Зорин молчал, надувшись.
– Понятно, – вздохнул Плужников. – Тогда слушай. Первое: если «для конспирации», то на речном трамвайчике, тем более в такую жару, полагается либо мороженое кушать, либо «Буратино» пить, а не орать, называя меня по званию. Согласен?
Зорин нехотя кивнул.
На берегу показался до боли знакомый ему каскадный фонтан «Купальщица», где майор когда-то, еще молодой милиционер, в романтическом порыве принял за шпиона сотрудника КГБ, сорвав важную операцию. Зорин думал, что его если не расстреляют, то уж из органов попрут точно, но Плужников не только простил его, но и позвал работать к себе.

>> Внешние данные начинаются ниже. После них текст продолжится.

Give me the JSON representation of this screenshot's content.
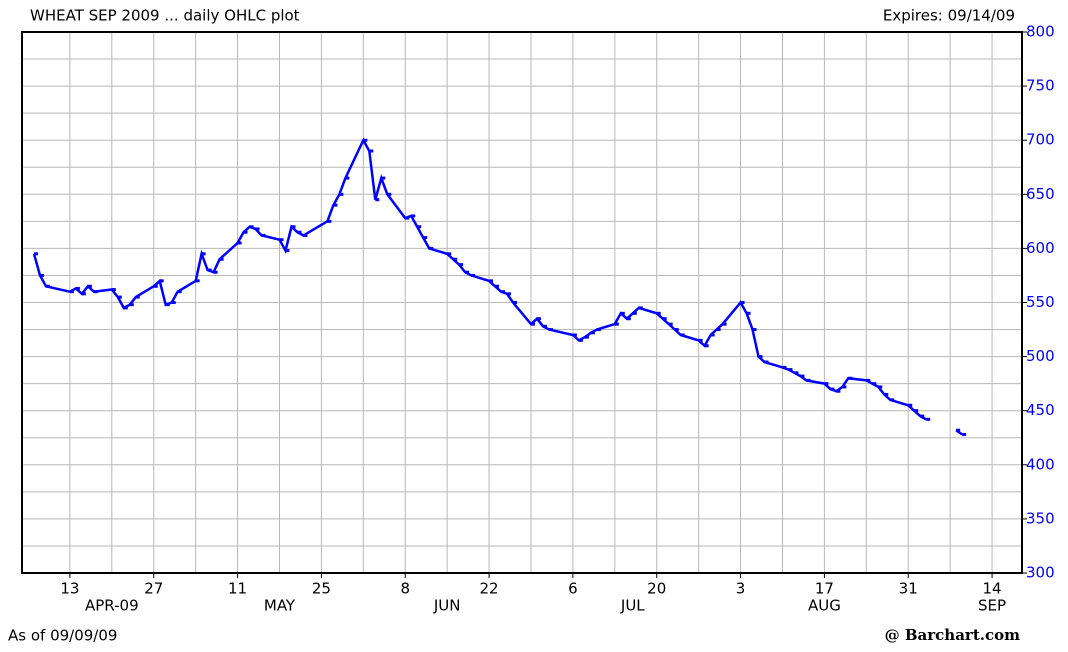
{
  "chart_data": {
    "type": "line",
    "title": "WHEAT SEP 2009 ... daily OHLC plot",
    "subtitle": "Expires: 09/14/09",
    "footnote": "As of 09/09/09",
    "source": "@ Barchart.com",
    "color": "#0000ff",
    "grid": true,
    "y_axis_side": "right",
    "x": [
      "2009-04-07",
      "2009-04-08",
      "2009-04-09",
      "2009-04-13",
      "2009-04-14",
      "2009-04-15",
      "2009-04-16",
      "2009-04-17",
      "2009-04-20",
      "2009-04-21",
      "2009-04-22",
      "2009-04-23",
      "2009-04-24",
      "2009-04-27",
      "2009-04-28",
      "2009-04-29",
      "2009-04-30",
      "2009-05-01",
      "2009-05-04",
      "2009-05-05",
      "2009-05-06",
      "2009-05-07",
      "2009-05-08",
      "2009-05-11",
      "2009-05-12",
      "2009-05-13",
      "2009-05-14",
      "2009-05-15",
      "2009-05-18",
      "2009-05-19",
      "2009-05-20",
      "2009-05-21",
      "2009-05-22",
      "2009-05-26",
      "2009-05-27",
      "2009-05-28",
      "2009-05-29",
      "2009-06-01",
      "2009-06-02",
      "2009-06-03",
      "2009-06-04",
      "2009-06-05",
      "2009-06-08",
      "2009-06-09",
      "2009-06-10",
      "2009-06-11",
      "2009-06-12",
      "2009-06-15",
      "2009-06-16",
      "2009-06-17",
      "2009-06-18",
      "2009-06-19",
      "2009-06-22",
      "2009-06-23",
      "2009-06-24",
      "2009-06-25",
      "2009-06-26",
      "2009-06-29",
      "2009-06-30",
      "2009-07-01",
      "2009-07-02",
      "2009-07-06",
      "2009-07-07",
      "2009-07-08",
      "2009-07-09",
      "2009-07-10",
      "2009-07-13",
      "2009-07-14",
      "2009-07-15",
      "2009-07-16",
      "2009-07-17",
      "2009-07-20",
      "2009-07-21",
      "2009-07-22",
      "2009-07-23",
      "2009-07-24",
      "2009-07-27",
      "2009-07-28",
      "2009-07-29",
      "2009-07-30",
      "2009-07-31",
      "2009-08-03",
      "2009-08-04",
      "2009-08-05",
      "2009-08-06",
      "2009-08-07",
      "2009-08-10",
      "2009-08-11",
      "2009-08-12",
      "2009-08-13",
      "2009-08-14",
      "2009-08-17",
      "2009-08-18",
      "2009-08-19",
      "2009-08-20",
      "2009-08-21",
      "2009-08-24",
      "2009-08-25",
      "2009-08-26",
      "2009-08-27",
      "2009-08-28",
      "2009-08-31",
      "2009-09-01",
      "2009-09-02",
      "2009-09-03",
      "2009-09-04",
      "2009-09-08",
      "2009-09-09"
    ],
    "values": [
      595,
      575,
      565,
      560,
      563,
      558,
      565,
      560,
      562,
      555,
      545,
      548,
      555,
      565,
      570,
      548,
      550,
      560,
      570,
      595,
      580,
      578,
      590,
      605,
      615,
      620,
      618,
      612,
      608,
      598,
      620,
      615,
      612,
      625,
      640,
      650,
      665,
      700,
      690,
      645,
      665,
      650,
      628,
      630,
      620,
      610,
      600,
      595,
      590,
      585,
      578,
      575,
      570,
      565,
      560,
      558,
      550,
      530,
      535,
      528,
      525,
      520,
      515,
      518,
      522,
      525,
      530,
      540,
      535,
      540,
      545,
      540,
      535,
      530,
      525,
      520,
      515,
      510,
      520,
      525,
      530,
      550,
      540,
      525,
      500,
      495,
      490,
      488,
      485,
      482,
      478,
      475,
      470,
      468,
      472,
      480,
      478,
      475,
      472,
      465,
      460,
      455,
      450,
      445,
      442,
      null,
      432,
      428
    ],
    "xlim": [
      "2009-04-05",
      "2009-09-19"
    ],
    "xticks": [
      {
        "value": "2009-04-13",
        "label": "13"
      },
      {
        "value": "2009-04-27",
        "label": "27"
      },
      {
        "value": "2009-05-11",
        "label": "11"
      },
      {
        "value": "2009-05-25",
        "label": "25"
      },
      {
        "value": "2009-06-08",
        "label": "8"
      },
      {
        "value": "2009-06-22",
        "label": "22"
      },
      {
        "value": "2009-07-06",
        "label": "6"
      },
      {
        "value": "2009-07-20",
        "label": "20"
      },
      {
        "value": "2009-08-03",
        "label": "3"
      },
      {
        "value": "2009-08-17",
        "label": "17"
      },
      {
        "value": "2009-08-31",
        "label": "31"
      },
      {
        "value": "2009-09-14",
        "label": "14"
      }
    ],
    "x_minor_ticks": [
      "2009-04-20",
      "2009-05-04",
      "2009-05-18",
      "2009-06-01",
      "2009-06-15",
      "2009-06-29",
      "2009-07-13",
      "2009-07-27",
      "2009-08-10",
      "2009-08-24",
      "2009-09-07"
    ],
    "month_labels": [
      {
        "value": "2009-04-20",
        "label": "APR-09"
      },
      {
        "value": "2009-05-18",
        "label": "MAY"
      },
      {
        "value": "2009-06-15",
        "label": "JUN"
      },
      {
        "value": "2009-07-16",
        "label": "JUL"
      },
      {
        "value": "2009-08-17",
        "label": "AUG"
      },
      {
        "value": "2009-09-14",
        "label": "SEP"
      }
    ],
    "ylim": [
      300,
      800
    ],
    "yticks": [
      300,
      350,
      400,
      450,
      500,
      550,
      600,
      650,
      700,
      750,
      800
    ],
    "y_minor_ticks": [
      325,
      375,
      425,
      475,
      525,
      575,
      625,
      675,
      725,
      775
    ]
  }
}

– И второе, – продолжил генерал. – Ты отличный сотрудник, прекрасный аналитик, с архивами классно работаешь, но ты не оперативник, не разведчик ты, у тебя подготовки соответствующей нет.
– Я четыре языка знаю! – воскликнул майор.
– Ни в какую Америку ты не поедешь, – резюмировал Плужников.
Зорин хотел сказать что-то еще, но, увидев строгий генеральский взгляд, осекся.
– А Петру я верю, – твердо сказал Плужников. – Только вот Алену, если честно, не понимаю. Пока не понимаю… Но тоже хочу верить. И тебе советую.
– Это приказ?
– Приказать верить или не верить во что-то – невозможно. Просто надо стараться понять истинные мотивы тех или иных поступков. А мы часто, вон как ты сейчас, сразу трактуем по-своему. Сбежала – значит, предала…
– Ну так это ж очевидно!
– «Очевидно» слово хитрое. «Оче» и «видно» – то, что видно очами. Но то, что мы видим, часто не отражает истинную суть происходящего.
– Это как же?
– Да вот так. Вот видишь ты: бежит по улице человек, торопится… и вдруг какой-то прохожий раз – и подножку ему ставит. Человек со всего размаха хрясть об асфальт! Что ты подумаешь о прохожем?